При расщеплении этого первоначально данного на его последние элементы, «дифференциалы сознания», как их называет Меймон, возникли бы различные многообразные примитивные ощущения, которые сами «еще не» входят в сознание, но являются лишь идеями, пограничными понятиями, к которым конечный рассудок лишь приближается, но которых он никогда не достигает полностью. (Trph 27f и 193)
Таким образом, эти разнообразные примитивные ощущения находятся в нашем сознании в неупорядоченном виде как многообразные вещи без связующего единства. Если же это многообразие объединяется в единство посредством синтеза, в котором, согласно Маймону, протекает процесс познания, то из него возникают представления, которые таким образом уже входят в сознание, но поскольку они ближе всего к ощущениям, то занимают низший ранг среди действий познавательной способности.
В рассуждениях Маймона о «данности» можно найти отголоски философии Лейбница. Как у последнего энергия сознания через бесконечный ряд стадий может оказаться ослабленной от ясного и четкого сознания до совершенно спутанного, так что последние бесконечно малые представления обнаруживаются в нас лишь бессознательно, так и у Маймона неполнота сознания показывается от данности в бесконечном ряду степеней вплоть до примитивных ощущений, которые сами еще не появляются в сознании, т.е. бессознательно.
В дополнение к намекам самого Маймона, тот факт, что Маймон упоминает об этом обсуждении «данности» только в своей первой работе, «Трансцендентальной философии», которая, как он сам говорит, состоит из коалиционной системы философии Лейбница – Юм – Канта, заставляет нас предположить, что Маймон ссылается на Лейбница.

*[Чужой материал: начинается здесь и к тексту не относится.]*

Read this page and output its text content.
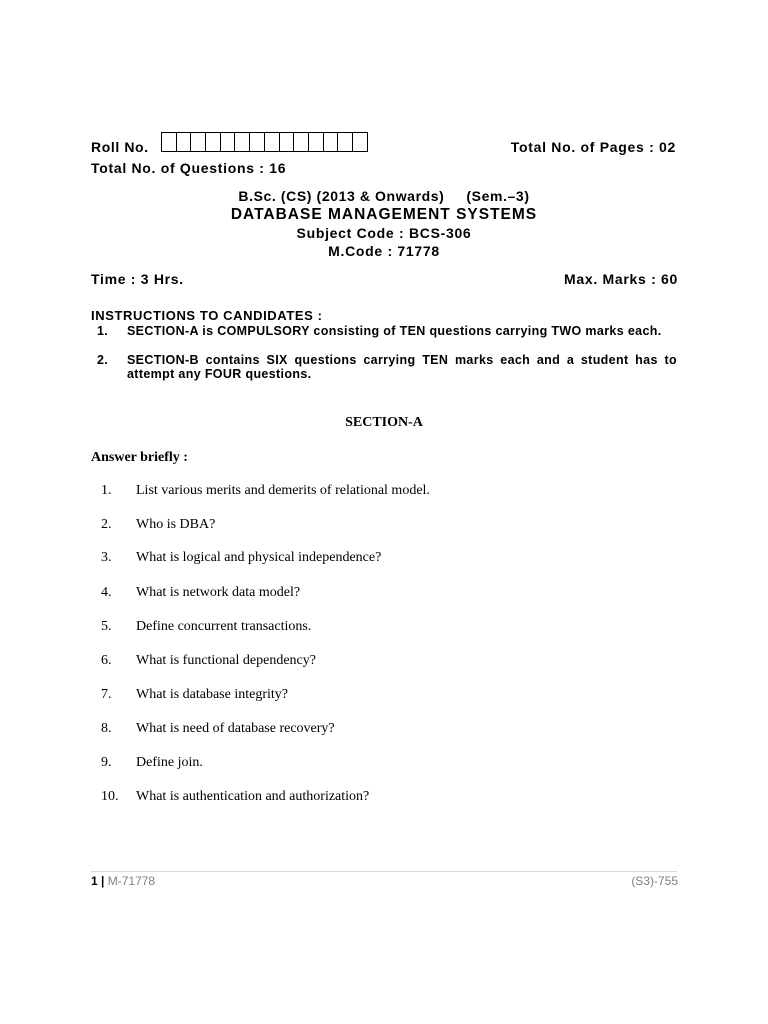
Roll No.	Total No. of Pages : 02
Total No. of Questions : 16
B.Sc. (CS) (2013 & Onwards) (Sem.–3)
DATABASE MANAGEMENT SYSTEMS
Subject Code : BCS-306
M.Code : 71778
Time : 3 Hrs.	Max. Marks : 60
INSTRUCTIONS TO CANDIDATES :
1. SECTION-A is COMPULSORY consisting of TEN questions carrying TWO marks each.
2. SECTION-B contains SIX questions carrying TEN marks each and a student has to attempt any FOUR questions.
SECTION-A
Answer briefly :
1. List various merits and demerits of relational model.
2. Who is DBA?
3. What is logical and physical independence?
4. What is network data model?
5. Define concurrent transactions.
6. What is functional dependency?
7. What is database integrity?
8. What is need of database recovery?
9. Define join.
10. What is authentication and authorization?
1 | M-71778	(S3)-755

В способе объяснения «данного», предложенном Маймоном, в нашем познании остается остаток, необъяснимый и для Маймона. Он действительно находится в сознании и тем самым принадлежит к содержанию сознания; но поскольку мы не знаем способа его возникновения, поскольку его причина была и остается нам неизвестной, кантовское понятие вещи-в-себе играет роль этой «причины», которая была лишена Маймоном метафизической реальности, которой она еще обладала у Рейнгольда, но которая тем не менее продолжает существовать в своей иррациональной действительности как неразрывный объект в сознании.
Тот факт, что Маймон для разъяснения этого остатка требовал причину и, вопреки его прямому утверждению, был невольно отброшен назад к вещи-в-себе, показывает, что в этом отношении он еще не полностью покинул почву кантового учения и еще не полностью преодолел точку зрения своего учителя. В неразрывности этого остатка, однако, Маймон в то же время поставил проблему для последующего периода и показал путь, по которому должна была продвигаться критическая философия. Решение проблемы, объяснение того остатка, который не смог объяснить Маймон, берет на себя Фихте; и стоит кратко сравнить точку зрения Маймона, которая обсуждалась до сих пор, с точкой зрения Фихте, насколько она здесь рассматривается.